Given the significance of the arbitral award and the lacuna which would seem to exist between the parties' expectations, based in part on the timelines prescribed by some procedural rules, and the realities of practice, it is no wonder that participants in arbitration would highlight the timing for issuance of the arbitral award in the conversation around efficiencies. For them, there appears to be preference for a shorter timeline for the issuance of an arbitral award. One of the recurring issues mentioned by participants who were interviewed for the QMUL study on the topic of effective case management was delay in issuing the final award.
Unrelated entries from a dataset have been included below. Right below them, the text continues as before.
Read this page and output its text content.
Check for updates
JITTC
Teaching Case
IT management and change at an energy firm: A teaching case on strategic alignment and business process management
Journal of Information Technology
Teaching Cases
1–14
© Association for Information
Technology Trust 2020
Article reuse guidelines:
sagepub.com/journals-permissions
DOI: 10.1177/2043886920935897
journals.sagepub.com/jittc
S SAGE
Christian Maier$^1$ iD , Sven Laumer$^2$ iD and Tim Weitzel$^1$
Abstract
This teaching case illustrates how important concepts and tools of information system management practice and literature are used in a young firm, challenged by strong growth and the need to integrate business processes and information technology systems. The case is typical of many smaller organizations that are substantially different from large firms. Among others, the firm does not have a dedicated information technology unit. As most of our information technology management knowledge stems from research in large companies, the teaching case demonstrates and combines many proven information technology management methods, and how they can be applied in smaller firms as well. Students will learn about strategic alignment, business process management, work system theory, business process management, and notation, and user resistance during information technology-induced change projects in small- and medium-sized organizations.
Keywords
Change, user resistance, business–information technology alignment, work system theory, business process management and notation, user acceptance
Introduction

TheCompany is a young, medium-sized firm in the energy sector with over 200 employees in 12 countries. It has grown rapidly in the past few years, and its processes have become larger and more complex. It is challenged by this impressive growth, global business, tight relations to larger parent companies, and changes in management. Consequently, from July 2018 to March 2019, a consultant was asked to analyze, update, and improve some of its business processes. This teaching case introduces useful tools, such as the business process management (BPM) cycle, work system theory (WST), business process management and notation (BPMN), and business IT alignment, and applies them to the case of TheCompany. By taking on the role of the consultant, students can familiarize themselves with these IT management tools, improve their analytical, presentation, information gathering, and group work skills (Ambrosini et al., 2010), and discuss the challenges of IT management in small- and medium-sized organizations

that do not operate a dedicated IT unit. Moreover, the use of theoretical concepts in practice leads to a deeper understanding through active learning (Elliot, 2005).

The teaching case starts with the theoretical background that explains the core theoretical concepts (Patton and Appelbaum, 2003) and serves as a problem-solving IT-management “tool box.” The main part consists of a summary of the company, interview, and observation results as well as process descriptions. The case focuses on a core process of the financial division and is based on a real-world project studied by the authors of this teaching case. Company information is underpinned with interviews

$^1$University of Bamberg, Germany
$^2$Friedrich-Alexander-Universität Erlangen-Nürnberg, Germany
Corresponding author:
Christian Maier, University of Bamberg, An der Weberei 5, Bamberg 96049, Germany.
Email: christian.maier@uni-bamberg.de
As to participants' views on how the arbitral tribunal can impact efficiency in the context of issuance of the arbitral award, the number one characteristic of an efficient international construction arbitrator selected by respondents to the QMUL survey was issuing an award within a reasonable period of time. The survey also revealed that a significant number of respondents consider it important for arbitrators to commit early on to a schedule for the evidential hearing and issuance of the arbitral award.
When asked how efficiency within the arbitral tribunal for international construction disputes could be improved, one of the suggestions which emerged from interviews conducted by QMUL with survey respondents was the division of tasks between the tribunal, such as splitting up the drafting of the award. The extent to which this suggestion may be realistically, and still efficiently, carried out in practice would likely depend on a number of factors, with different results from case to case, however.
In cases where international construction arbitrations are being administered by arbitral institutions, participants appear to be of the view that efficiency can be improved on the institution's side as well.
QMUL survey respondents were asked to identify what they perceived to be the characteristics of an efficient institution administering international construction arbitrations. Several of the most popular characteristics selected relate to the timing for the issuance of the arbitral award, including the setting of time limits for the arbitral tribunal to submit an award after the final procedural step, a quick review of the arbitral award and the refusal of any arbitral tribunal requests for an extension of time for the submission of its award, unless there are real and convincing reasons for doing so.